The federal Cybersecurity and Infrastructure Agency (CISA) says GE Healthcare’s anesthesia machines could be modified remotely by hackers
The United States Department of Homeland Security’s Cybersecurity and Infrastructure Agency (CISA) announced that hospital anesthesia machines could be vulnerable to cyber attacks. According to an advisory released by the Industrial Control Systems – Cyber Emergency Response Team (ICS-CERT), a certain protocol found in GE-manufactured anesthesia machines, could render anesthesia devices vulnerable and allow them to be remotely modified by hackers.
The vulnerability was discovered by software company CyberMDX. Specifically, the company’s research team discovered that General Electric’s GE Aestiva and GE Aespire devices (models 7100 and 7900) could be subject to remote commands sent by attackers attempting to interfere with the normal working order of the devices. This could involve hackers attempting to impair respirator functionality, change the composition of aspirated gases, silence alarms, and alter time/date records.
“The potential for manipulating alarms and gas compositions is obviously troubling. More subtle but just as problematic is the ability to alter timestamps that reflect and document what happened in surgery. Anesthesiology is a complicated science and each patient may react differently to treatment. As such, Anesthesiologists must follow stringent protocols for documenting and reporting procedures, dosages, vital signs, and more. The ability to automatically and accurately capture these details is one of the main reasons why respirators are connected to the network to begin with. Once the integrity of time and date settings has been compromised, you no longer have reliable audit trails. That’s a very serious problem for any medical center,” Elad Luz, head of research at CyberMDX said in a press release.
In order to reduce risk, CISA recommends users take defensive measures. Specifically, users should minimize network exposure for all medical devices and/or systems; locate medical devices behind firewalls and isolate them where possible; restrict system access to authorized personnel only and follow a least privilege approach; apply defense-in-depth strategies; and disable any unnecessary accounts, protocols and services.

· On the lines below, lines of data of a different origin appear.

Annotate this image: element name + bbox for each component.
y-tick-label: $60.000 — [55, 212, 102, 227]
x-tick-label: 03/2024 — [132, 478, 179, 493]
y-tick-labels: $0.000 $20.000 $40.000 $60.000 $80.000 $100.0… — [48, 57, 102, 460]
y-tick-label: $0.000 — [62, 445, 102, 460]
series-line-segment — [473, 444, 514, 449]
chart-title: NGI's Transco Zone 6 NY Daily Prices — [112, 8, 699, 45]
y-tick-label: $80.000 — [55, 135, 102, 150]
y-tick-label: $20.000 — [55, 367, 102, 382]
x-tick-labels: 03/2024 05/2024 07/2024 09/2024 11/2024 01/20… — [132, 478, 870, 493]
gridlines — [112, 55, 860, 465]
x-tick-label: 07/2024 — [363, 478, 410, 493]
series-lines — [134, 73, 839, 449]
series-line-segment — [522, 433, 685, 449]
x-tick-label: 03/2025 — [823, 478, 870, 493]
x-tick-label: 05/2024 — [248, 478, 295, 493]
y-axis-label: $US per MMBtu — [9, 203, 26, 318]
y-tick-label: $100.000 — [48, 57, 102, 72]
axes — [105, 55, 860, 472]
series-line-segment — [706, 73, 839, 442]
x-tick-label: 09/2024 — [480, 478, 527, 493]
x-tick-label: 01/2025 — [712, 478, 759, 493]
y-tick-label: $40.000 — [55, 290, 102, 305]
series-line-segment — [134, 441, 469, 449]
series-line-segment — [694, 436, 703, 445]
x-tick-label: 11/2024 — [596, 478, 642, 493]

CISA says organizations should perform impact analyses and risk assessments prior to deploying these defensive measures. Additionally, in the event an apparent hack is observed, organizations should report their findings to CISA for tracking and correlation against other incidents.
GE Healthcare also released a statement on the vulnerability.
“GE Healthcare recommends organizations use secure terminal servers if choosing to connect GE Healthcare anesthesia device serial ports to TCP/IP networks. Secure terminal servers, when correctly configured, provide robust security features, including strong encryption, VPN, authentication of users, network controls, logging, audit capability, and secure device configuration and management options,” GE said in a statement. “GE Healthcare recommends that organizations utilize best practices for terminal servers that include governance, management and secure deployment measures such as network segmentation, VLANs and device isolation to enhance existing security measures.”